L’impulso che diede alle missioni salesiane fu enorme: fondò istituti missionari, riviste e associazioni, e durante il suo rettorato partirono per tutto il mondo oltre milleottocento salesiani. Compì numerosi viaggi in Italia ed Europa. Dal pontefice Pio XI ottenne l’indulgenza del lavoro santificato. Maestro di vita spirituale, rianimò la vita interiore dei salesiani mostrando sempre un’assoluta confidenza in Dio ed un’illimitata fiducia in Maria Ausiliatrice, titolo con il quale la Madre di Dio è particolarmente invocata dalla Famiglia Salesiana. Il grande salesiano Don Francesia asserì: “A Don Rinaldi manca solo la voce di don Bosco”.

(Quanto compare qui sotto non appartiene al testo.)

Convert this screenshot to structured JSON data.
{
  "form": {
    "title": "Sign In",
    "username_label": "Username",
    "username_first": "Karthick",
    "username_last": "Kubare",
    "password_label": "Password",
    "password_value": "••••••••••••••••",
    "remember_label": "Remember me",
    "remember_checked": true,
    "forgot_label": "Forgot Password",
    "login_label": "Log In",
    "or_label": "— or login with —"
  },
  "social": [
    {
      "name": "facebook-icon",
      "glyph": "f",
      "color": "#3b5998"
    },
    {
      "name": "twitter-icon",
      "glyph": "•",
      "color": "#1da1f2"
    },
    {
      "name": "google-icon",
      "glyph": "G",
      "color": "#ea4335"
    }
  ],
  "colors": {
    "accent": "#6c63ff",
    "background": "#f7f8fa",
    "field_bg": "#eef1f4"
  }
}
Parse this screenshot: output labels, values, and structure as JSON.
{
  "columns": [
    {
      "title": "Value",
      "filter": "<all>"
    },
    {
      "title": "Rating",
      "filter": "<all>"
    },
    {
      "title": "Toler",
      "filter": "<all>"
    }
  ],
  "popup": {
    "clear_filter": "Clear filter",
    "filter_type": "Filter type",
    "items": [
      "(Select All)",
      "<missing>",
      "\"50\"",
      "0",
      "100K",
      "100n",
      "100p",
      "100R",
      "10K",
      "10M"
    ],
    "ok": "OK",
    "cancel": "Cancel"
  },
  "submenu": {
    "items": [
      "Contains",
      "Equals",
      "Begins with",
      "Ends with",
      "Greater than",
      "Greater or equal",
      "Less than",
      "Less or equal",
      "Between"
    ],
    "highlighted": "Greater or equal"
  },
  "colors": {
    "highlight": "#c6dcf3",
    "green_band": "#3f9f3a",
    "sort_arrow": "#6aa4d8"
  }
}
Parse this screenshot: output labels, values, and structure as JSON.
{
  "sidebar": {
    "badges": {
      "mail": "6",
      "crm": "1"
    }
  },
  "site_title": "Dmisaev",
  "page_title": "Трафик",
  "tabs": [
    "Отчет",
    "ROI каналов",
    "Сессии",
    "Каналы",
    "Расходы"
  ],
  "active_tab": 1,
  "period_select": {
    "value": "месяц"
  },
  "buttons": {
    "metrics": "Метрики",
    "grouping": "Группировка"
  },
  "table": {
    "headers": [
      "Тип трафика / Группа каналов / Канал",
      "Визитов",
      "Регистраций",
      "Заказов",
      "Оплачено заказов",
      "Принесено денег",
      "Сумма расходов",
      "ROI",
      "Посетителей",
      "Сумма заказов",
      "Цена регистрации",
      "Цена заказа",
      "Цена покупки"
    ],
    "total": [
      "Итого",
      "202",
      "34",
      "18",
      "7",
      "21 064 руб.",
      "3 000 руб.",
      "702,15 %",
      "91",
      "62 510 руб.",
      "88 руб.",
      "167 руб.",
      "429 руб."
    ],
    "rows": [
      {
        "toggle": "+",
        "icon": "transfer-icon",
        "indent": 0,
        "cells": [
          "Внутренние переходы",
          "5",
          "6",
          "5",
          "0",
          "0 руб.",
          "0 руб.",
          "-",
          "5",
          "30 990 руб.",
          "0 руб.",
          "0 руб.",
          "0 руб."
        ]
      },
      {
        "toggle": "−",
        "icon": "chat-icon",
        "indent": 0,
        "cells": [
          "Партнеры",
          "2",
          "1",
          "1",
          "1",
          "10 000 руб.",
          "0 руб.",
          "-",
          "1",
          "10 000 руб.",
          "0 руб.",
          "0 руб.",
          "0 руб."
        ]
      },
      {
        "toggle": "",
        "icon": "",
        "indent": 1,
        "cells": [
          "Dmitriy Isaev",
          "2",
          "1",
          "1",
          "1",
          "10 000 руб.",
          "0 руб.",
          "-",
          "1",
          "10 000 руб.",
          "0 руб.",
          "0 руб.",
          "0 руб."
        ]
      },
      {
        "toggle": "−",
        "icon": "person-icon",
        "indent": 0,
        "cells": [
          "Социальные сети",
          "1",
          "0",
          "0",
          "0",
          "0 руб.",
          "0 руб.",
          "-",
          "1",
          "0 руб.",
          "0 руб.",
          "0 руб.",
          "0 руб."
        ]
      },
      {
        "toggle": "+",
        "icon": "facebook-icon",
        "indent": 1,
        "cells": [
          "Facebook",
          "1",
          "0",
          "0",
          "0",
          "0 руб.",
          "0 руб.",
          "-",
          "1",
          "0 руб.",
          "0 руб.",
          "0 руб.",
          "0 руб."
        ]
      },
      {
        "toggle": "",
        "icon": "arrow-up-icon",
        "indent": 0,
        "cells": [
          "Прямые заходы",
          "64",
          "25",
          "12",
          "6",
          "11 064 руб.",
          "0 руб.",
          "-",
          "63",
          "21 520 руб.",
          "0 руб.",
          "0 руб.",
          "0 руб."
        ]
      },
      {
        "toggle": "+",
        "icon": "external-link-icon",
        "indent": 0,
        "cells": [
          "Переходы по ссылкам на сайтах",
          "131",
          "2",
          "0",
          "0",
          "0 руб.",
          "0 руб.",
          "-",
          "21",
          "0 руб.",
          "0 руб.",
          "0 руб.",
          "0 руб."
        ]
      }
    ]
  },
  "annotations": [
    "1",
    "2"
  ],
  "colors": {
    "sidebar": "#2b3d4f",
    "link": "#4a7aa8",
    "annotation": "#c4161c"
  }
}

Il suo processo di canonizzazione ebbe inizio il 5 novembre 1947 e Don Rinaldi fu dichiarato “venerabile” il 3 gennaio 1987. Papa Giovanni Paolo II lo ha beatificato il 29 aprile 1990 a Roma in Piazza San Pietro. Ancora oggi le spoglie mortali del Beato Rinaldi riposano nella cripta della Basilica di Maria Ausiliatrice a Torino.

Luigi Onetti (Lu, 1876 – Villanova Solaro, 1968)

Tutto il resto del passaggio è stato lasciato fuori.